Commissioner and CQC expectations
Commissioners are likely to expect providers to demonstrate inclusive communication across support planning, health care, safeguarding and community participation. They may seek evidence that people with limited verbal communication influence services rather than being represented only through others.
CQC may examine whether people receive information they understand, express consent and refusal, report concerns and participate in decisions. Relevant evidence includes staff competence, accessible systems, responsive support, dignity and accurate records.
Strong services demonstrate that digital tools complement relationships and attentive observation.
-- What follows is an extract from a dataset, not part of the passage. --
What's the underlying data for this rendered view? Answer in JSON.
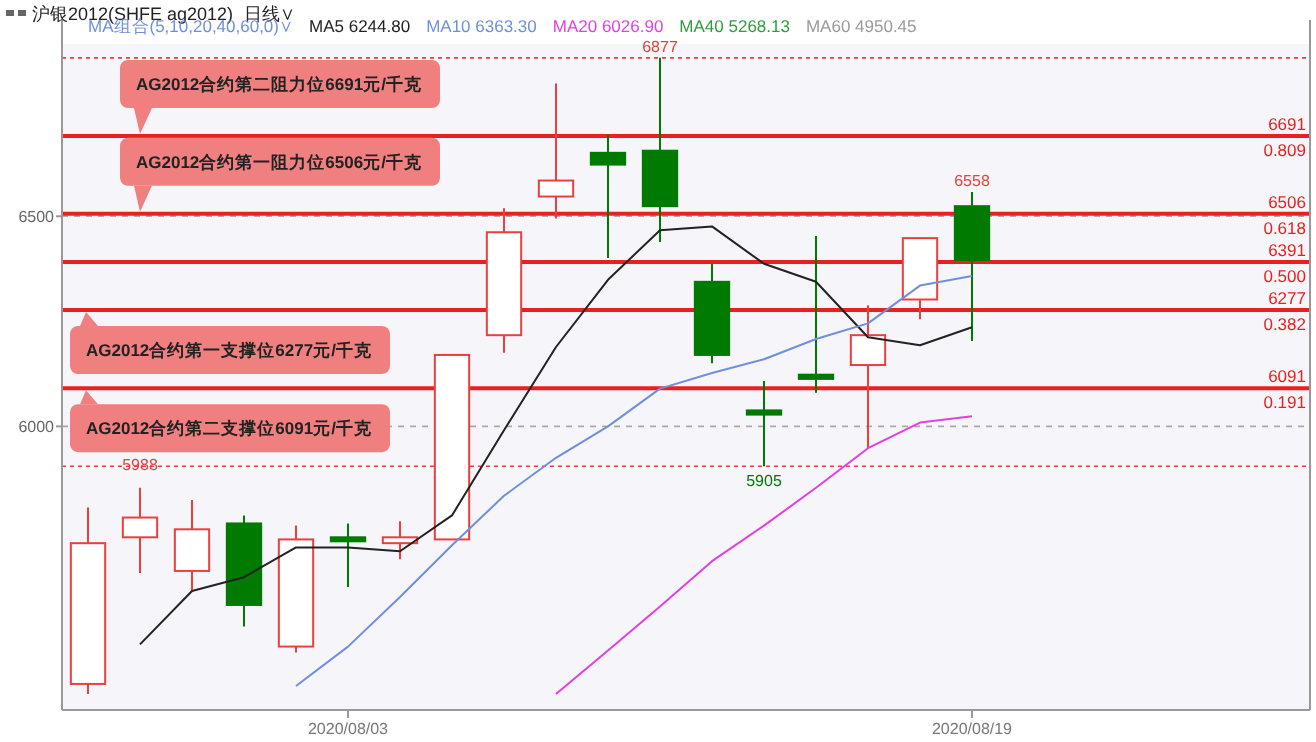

They should increase the person’s influence without reducing communication to button pressing or replacing skilled human interaction.
Common pitfalls
- Replacing established gestures and signs when they remain effective.
- Loading too many symbols or categories onto the device.
- Focusing on requests while omitting refusal, stop and help.
- Assuming every selection is intentional without checking context.
- Keeping the device with staff rather than the person.
- Allowing familiar workers to answer on the person’s behalf.
- Failing to teach community partners how to respond.
- Having no backup when the device is unavailable.
- Recording communication without evidencing the action taken.
- Leaving photographs, contacts or messages outdated.
Conclusion
Digital tools can give people with limited verbal communication greater influence when they build on established strengths and remain available in ordinary life. Their value lies in helping the person express something meaningful and receive an accurate response.
Strong providers personalise content, train staff consistently and preserve valid non-digital communication. When accessible design, workforce practice and governance remain connected, digital tools can reduce misunderstanding, strengthen safety and support fuller participation across every setting.